Wednesday, July 15, 2009

A time for self-reflection

Growing up in the Bronx in the 60s, I wonder if young Sonia Sotomayor ever imagined that she would experience this...

This visual impact of this scene holds the effect of the below paintings: George Washington's Crossing of the Potomac or the Founding Father's Signing of the Constitution.

Yet, this accomplished woman had to sit through these humiliating comments from Senators Lindsey Graham and Jeff Sessions:
  • "you stand out like a sore thumb in terms of your temperament"
  • "they find you difficult and challenging"
  • "nasty, a bully, a terror on the bench"
  • "maybe you should use these hearings as a time for self reflection"
Temperament. Challenging. Bully. Nasty. TIME FOR SELF-REFLECTION. I know sexism when I hear it. As America enters this period of historical changes in race relations, the accomplishments of women is still approached with skepticism.

Whatever may be Sonia Sotomayor's politics, I shudder at our gender-based lynching of this historical figure. Reflecting of the Senators remarks, they seemed to be begging for clarification as to why this woman does not fit their idea of a woman. It seems to me that their requests were merely indulgent affirmations to preserve their world, their space, and their view.

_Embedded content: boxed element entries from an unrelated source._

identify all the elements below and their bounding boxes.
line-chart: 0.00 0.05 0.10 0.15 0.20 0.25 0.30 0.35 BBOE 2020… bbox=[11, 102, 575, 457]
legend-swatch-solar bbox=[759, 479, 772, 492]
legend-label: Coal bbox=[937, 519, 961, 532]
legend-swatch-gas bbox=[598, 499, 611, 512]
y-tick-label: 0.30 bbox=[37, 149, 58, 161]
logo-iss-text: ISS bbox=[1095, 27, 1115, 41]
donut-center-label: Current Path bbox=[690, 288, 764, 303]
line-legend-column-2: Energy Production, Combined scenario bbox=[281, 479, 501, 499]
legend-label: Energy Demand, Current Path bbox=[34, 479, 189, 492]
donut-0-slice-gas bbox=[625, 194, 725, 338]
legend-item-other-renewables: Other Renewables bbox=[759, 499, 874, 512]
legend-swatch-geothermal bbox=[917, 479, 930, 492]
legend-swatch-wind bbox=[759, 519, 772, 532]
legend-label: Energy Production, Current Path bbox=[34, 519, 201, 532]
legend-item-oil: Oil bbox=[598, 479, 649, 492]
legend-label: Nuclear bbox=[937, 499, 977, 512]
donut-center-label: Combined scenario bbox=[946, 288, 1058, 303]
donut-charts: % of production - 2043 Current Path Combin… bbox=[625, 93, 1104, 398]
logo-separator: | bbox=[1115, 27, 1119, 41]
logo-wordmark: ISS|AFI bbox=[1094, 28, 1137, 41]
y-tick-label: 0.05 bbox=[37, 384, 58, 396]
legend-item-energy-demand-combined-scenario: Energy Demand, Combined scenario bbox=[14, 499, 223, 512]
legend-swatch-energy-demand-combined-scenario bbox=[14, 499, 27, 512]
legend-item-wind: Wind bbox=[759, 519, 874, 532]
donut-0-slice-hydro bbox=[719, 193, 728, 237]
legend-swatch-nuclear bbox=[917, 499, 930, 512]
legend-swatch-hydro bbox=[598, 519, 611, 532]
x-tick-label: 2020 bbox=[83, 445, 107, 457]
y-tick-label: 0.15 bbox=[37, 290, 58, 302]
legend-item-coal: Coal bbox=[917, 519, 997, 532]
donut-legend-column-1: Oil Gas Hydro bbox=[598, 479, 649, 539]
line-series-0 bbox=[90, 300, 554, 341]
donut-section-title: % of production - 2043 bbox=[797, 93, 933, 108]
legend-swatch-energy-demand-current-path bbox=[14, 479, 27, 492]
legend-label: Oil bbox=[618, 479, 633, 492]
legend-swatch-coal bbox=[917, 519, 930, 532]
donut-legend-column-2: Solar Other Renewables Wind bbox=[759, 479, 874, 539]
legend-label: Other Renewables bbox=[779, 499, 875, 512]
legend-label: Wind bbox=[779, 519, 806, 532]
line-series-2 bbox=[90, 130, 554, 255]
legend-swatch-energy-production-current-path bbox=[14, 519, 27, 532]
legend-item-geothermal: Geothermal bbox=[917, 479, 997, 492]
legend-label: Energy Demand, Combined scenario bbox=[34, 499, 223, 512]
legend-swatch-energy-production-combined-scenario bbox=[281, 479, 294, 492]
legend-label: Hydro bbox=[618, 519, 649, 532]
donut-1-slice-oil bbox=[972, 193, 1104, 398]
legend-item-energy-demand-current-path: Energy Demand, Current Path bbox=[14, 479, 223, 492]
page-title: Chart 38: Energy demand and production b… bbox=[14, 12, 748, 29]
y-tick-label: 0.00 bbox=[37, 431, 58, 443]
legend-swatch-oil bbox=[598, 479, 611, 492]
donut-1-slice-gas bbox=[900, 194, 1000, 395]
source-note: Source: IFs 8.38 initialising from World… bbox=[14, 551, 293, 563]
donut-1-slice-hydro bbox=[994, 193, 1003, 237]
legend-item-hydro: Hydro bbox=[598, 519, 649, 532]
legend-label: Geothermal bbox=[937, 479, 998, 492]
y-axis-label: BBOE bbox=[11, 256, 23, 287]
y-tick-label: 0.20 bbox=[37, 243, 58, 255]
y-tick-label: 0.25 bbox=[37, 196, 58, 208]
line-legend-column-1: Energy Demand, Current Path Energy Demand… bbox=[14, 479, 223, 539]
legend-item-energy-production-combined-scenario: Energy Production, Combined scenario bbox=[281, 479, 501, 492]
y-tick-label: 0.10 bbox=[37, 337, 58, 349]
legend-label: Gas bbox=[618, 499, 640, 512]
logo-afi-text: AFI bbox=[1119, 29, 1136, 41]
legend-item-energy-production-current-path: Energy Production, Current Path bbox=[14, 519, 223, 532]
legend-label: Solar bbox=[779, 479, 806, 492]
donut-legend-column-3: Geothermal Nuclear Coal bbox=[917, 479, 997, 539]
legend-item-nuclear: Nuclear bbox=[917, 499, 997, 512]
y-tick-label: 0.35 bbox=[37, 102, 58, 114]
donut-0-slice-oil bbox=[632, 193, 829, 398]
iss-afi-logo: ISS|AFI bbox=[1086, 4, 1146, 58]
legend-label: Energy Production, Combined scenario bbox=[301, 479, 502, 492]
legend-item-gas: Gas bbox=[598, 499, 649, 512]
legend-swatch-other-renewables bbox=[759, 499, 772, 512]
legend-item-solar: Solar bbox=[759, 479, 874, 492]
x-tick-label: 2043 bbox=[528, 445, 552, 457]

Growing up in the Bronx in the 60s, I wonder if young Sonia Sotomayor ever imagined she would have to justify her lack of lady-like sensibilities. One day, when my children look at the first picture in this blog, its significance carries the same weight as the following two. Just as we take pride in the forefathers' contributions, I want us to recognize the individuals who fixed America, so that I, a woman of color, can live in it, be relevant in it, and take pride in it.